Honolulu, Feb. 3, 1889.


[Written in April to Kaiulani in the April of her age; and at Waikiki, within easy walk of Kaiulani's banyan! When she comes to my land and her father's, and the rain beats upon the window (as I fear it will), let her look at this page; it will be like a weed gathered and pressed at home; and she will remember her own islands, and the shadow of the mighty tree; and she will hear the peacocks screaming in the dusk and the wind blowing in the palms; and she will think of her father sitting there alone. - R. L. S.]

FORTH from her land to mine she goes, The island maid, the island rose, Light of heart and bright of face: The daughter of a double race.

Her islands here, in Southern sun, Shall mourn their Kaiulani gone, And I, in her dear banyan shade, Look vainly for my little maid.

But our Scots islands far away Shall glitter with unwonted day, And cast for once their tempests by To smile in Kaiulani's eye.



To see the infinite pity of this place, The mangled limb, the devastated face, The innocent sufferer smiling at the rod - A fool were tempted to deny his God. He sees, he shrinks. But if he gaze again, Lo, beauty springing from the breast of pain! He marks the sisters on the mournful shores; And even a fool is silent and adores.

Guest House, Kalawao, Molokai.


I KNEW a silver head was bright beyond compare, I knew a queen of toil with a crown of silver hair.
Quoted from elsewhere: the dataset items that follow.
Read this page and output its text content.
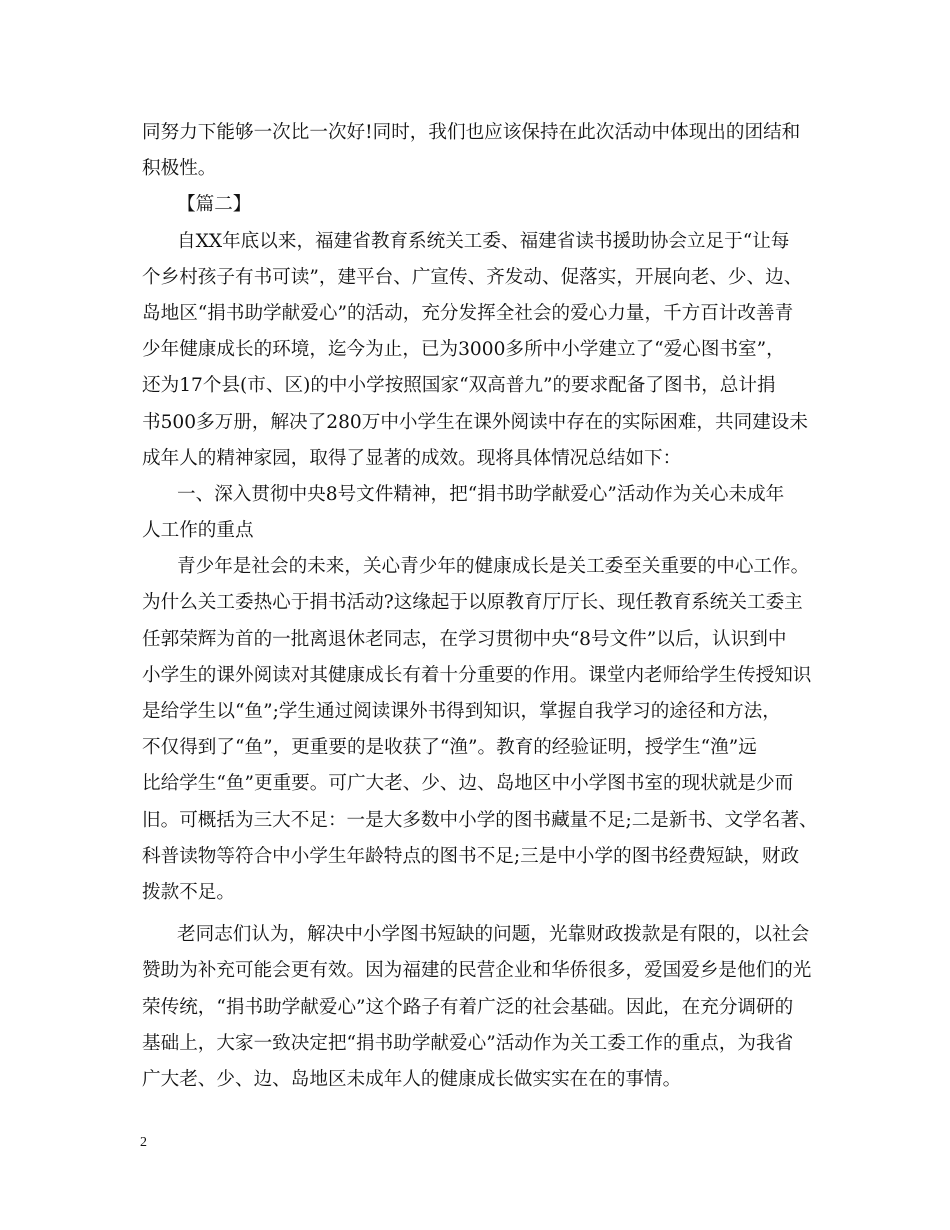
同努力下能够一次比一次好!同时，我们也应该保持在此次活动中体现出的团结和
积极性。
【篇二】
自XX年底以来，福建省教育系统关工委、福建省读书援助协会立足于“让每
个乡村孩子有书可读”，建平台、广宣传、齐发动、促落实，开展向老、少、边、
岛地区“捐书助学献爱心”的活动，充分发挥全社会的爱心力量，千方百计改善青
少年健康成长的环境，迄今为止，已为3000多所中小学建立了“爱心图书室”，
还为17个县(市、区)的中小学按照国家“双高普九”的要求配备了图书，总计捐
书500多万册，解决了280万中小学生在课外阅读中存在的实际困难，共同建设未
成年人的精神家园，取得了显著的成效。现将具体情况总结如下：
一、深入贯彻中央8号文件精神，把“捐书助学献爱心”活动作为关心未成年
人工作的重点
青少年是社会的未来，关心青少年的健康成长是关工委至关重要的中心工作。
为什么关工委热心于捐书活动?这缘起于以原教育厅厅长、现任教育系统关工委主
任郭荣辉为首的一批离退休老同志，在学习贯彻中央“8号文件”以后，认识到中
小学生的课外阅读对其健康成长有着十分重要的作用。课堂内老师给学生传授知识
是给学生以“鱼”;学生通过阅读课外书得到知识，掌握自我学习的途径和方法，
不仅得到了“鱼”，更重要的是收获了“渔”。教育的经验证明，授学生“渔”远
比给学生“鱼”更重要。可广大老、少、边、岛地区中小学图书室的现状就是少而
旧。可概括为三大不足：一是大多数中小学的图书藏量不足;二是新书、文学名著、
科普读物等符合中小学生年龄特点的图书不足;三是中小学的图书经费短缺，财政
拨款不足。
老同志们认为，解决中小学图书短缺的问题，光靠财政拨款是有限的，以社会
赞助为补充可能会更有效。因为福建的民营企业和华侨很多，爱国爱乡是他们的光
荣传统，“捐书助学献爱心”这个路子有着广泛的社会基础。因此，在充分调研的
基础上，大家一致决定把“捐书助学献爱心”活动作为关工委工作的重点，为我省
广大老、少、边、岛地区未成年人的健康成长做实实在在的事情。
2
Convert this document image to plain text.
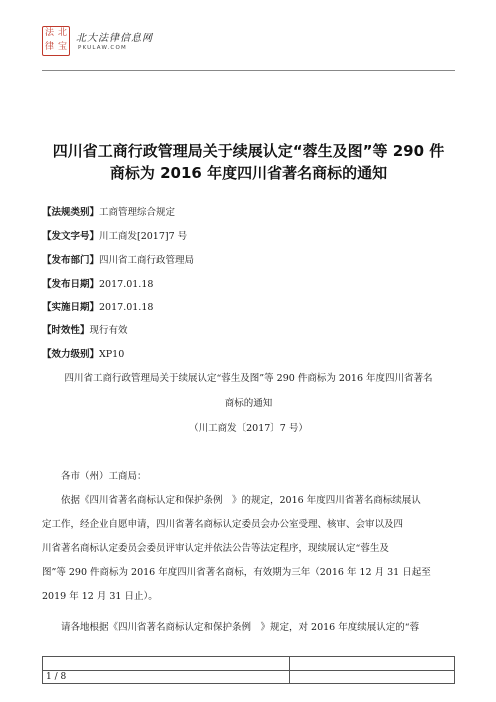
法 北
律 宝
北大法律信息网
PKULAW.COM
四川省工商行政管理局关于续展认定“蓉生及图”等 290 件
商标为 2016 年度四川省著名商标的通知
【法规类别】工商管理综合规定
【发文字号】川工商发[2017]7 号
【发布部门】四川省工商行政管理局
【发布日期】2017.01.18
【实施日期】2017.01.18
【时效性】现行有效
【效力级别】XP10
四川省工商行政管理局关于续展认定“蓉生及图”等 290 件商标为 2016 年度四川省著名
商标的通知
（川工商发〔2017〕7 号）
各市（州）工商局：
依据《四川省著名商标认定和保护条例　》的规定，2016 年度四川省著名商标续展认
定工作，经企业自愿申请，四川省著名商标认定委员会办公室受理、核审、会审以及四
川省著名商标认定委员会委员评审认定并依法公告等法定程序，现续展认定“蓉生及
图”等 290 件商标为 2016 年度四川省著名商标，有效期为三年（2016 年 12 月 31 日起至
2019 年 12 月 31 日止）。
请各地根据《四川省著名商标认定和保护条例　》规定，对 2016 年度续展认定的“蓉
1 / 8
Garland of valour and sorrow, of beauty and renown, Life, that honours the brave, crowned her himself with the crown.

The beauties of youth are frail, but this was a jewel of age. Life, that delights in the brave, gave it himself for a gage. Fair was the crown to behold, and beauty its poorest part - At once the scar of the wound and the order pinned on the heart.

The beauties of man are frail, and the silver lies in the dust, And the queen that we call to mind sleeps with the brave and the just; Sleeps with the weary at length; but, honoured and ever fair, Shines in the eye of the mind the crown of the silver hair.


XXXIII - TO MY WIFE (A Fragment)

LONG must elapse ere you behold again Green forest frame the entry of the lane - The wild lane with the bramble and the brier, The year-old cart-tracks perfect in the mire, The wayside smoke, perchance, the dwarfish huts, And ramblers' donkey drinking from the ruts: - Long ere you trace how deviously it leads, Back from man's chimneys and the bleating meads To the woodland shadow, to the sylvan hush, When but the brooklet chuckles in the brush - Back from the sun and bustle of the vale To where the great voice of the nightingale Fills all the forest like a single room, And all the banks smell of the golden broom; So wander on until the eve descends. And back returning to your firelit friends, You see the rosy sun, despoiled of light, Hung, caught in thickets, like a schoolboy's kite.

Here from the sea the unfruitful sun shall rise, Bathe the bare deck and blind the unshielded eyes; The allotted hours aloft shall wheel in vain And in the unpregnant ocean plunge again. Assault of squalls that mock the watchful guard, And pluck the bursting canvas from the yard, And senseless clamour of the calm, at night Must mar your slumbers.